The Golden Gate Bridge

Ruth Gordon

Ruth Gordon
When Ruth Gordon chained herself to the Pacific Stock Exchange on August 26, 1980, she was worried. Not that she'd be arrested or labeled an upstart. A woman in a traditionally male profession, she'd heard that kind of name-calling before. But she was concerned that a banner her fellow protesters had hung on the building's façade was blocking both of the building's exits. An ERA advocate, yes, but first she was an engineer and engineers are forever concerned for the safety of individuals inside buildings.

But Gordon was more than just an engineer. She was a pioneer. She was one of just two female engineers in her Stanford class of 1948 and the only woman to graduate in civil engineering and earn a master's in structures. Despite her credentials, she would often use just her initials to gain a job interview. Her credentials finally caught the eye of the late Isador Thompson a San Francisco structural engineer who "didn't care if you were green," Gordon reported later. That was in 1950.

Over the next 35 years, Gordon rose to the top of her profession and became the first woman Structural Engineer in California in 1959; the first woman member of SEAONC in 1953, the first woman president of the Bay Area Engineering Council in 1982-83, the first female to receive Tau Beta Pi's Eminent Engineer Award (1995), and many other awards and recognitions. She lectured frequently to young women on the importance of studying science and math and was a key spokesperson for the profession on earthquake safety and protection. She has been profiled in The Women's Book of World Records and Achievements.

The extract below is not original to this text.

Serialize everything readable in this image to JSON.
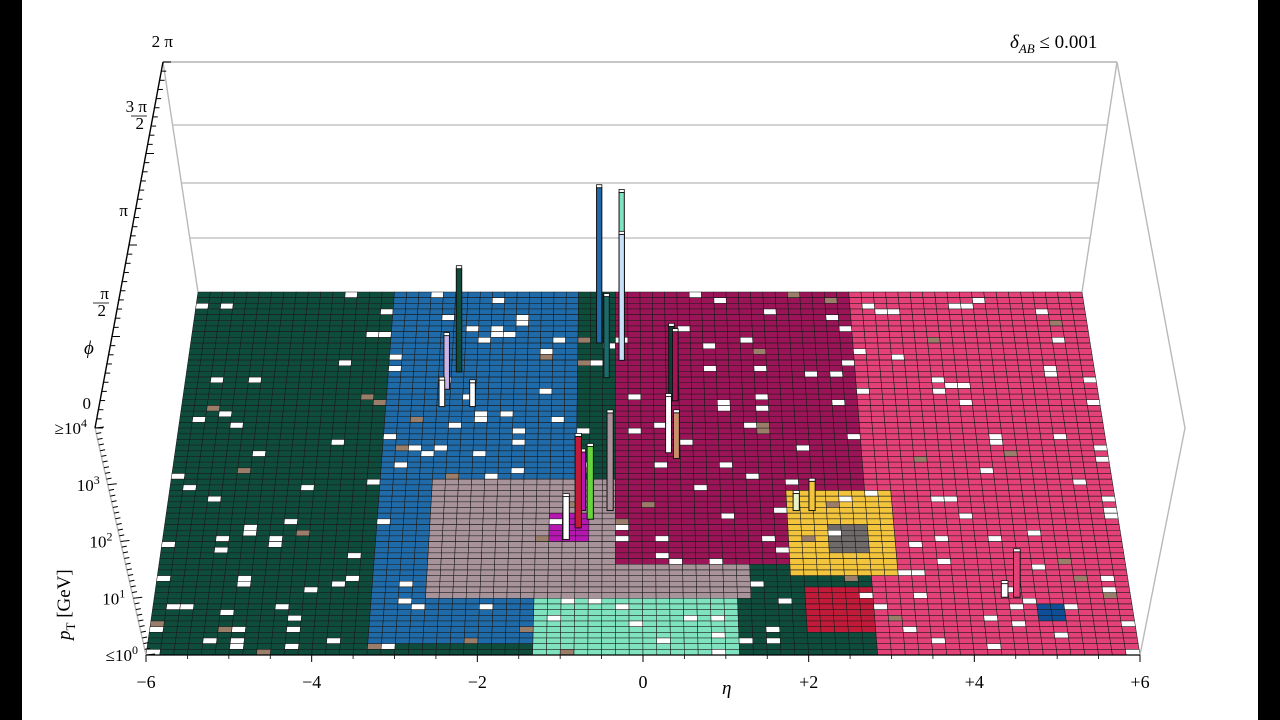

From 1959 through 1984, Gordon was employed by the Office of the State Architect/Structural Safety Section, for which she monitored the construction of all hospital and public school buildings in the nine-county area from Mendocino to Monterey. In 1984 she established Pegasus Engineering, Inc., a consulting engineering firm. In 1988 she completed an earthquake survivability study of 42 hospitals for the California Office of Statewide Hospital Planning and Development. Following the 1989 Loma Prieta earthquake, she performed postearthquake evaluations of 14 multistory buildings at San Francisco General Hospital and 12 buildings at the San Francisco Kaiser Hospital.

An avid sailor, Gordon purchased a 26-foot sloop in 1950 with her husband, Michael Schnapp. When he was called to duty in the Korean War, Gordon and three friends formed the an all-female racing team. The Madeleine didn't win the first race, but did sail past two all-male crews. Gordon went on to become the recipient of the highest honor of the Pacific Inter-Club Yachting Association: the 2001 Yachtsman of the Year.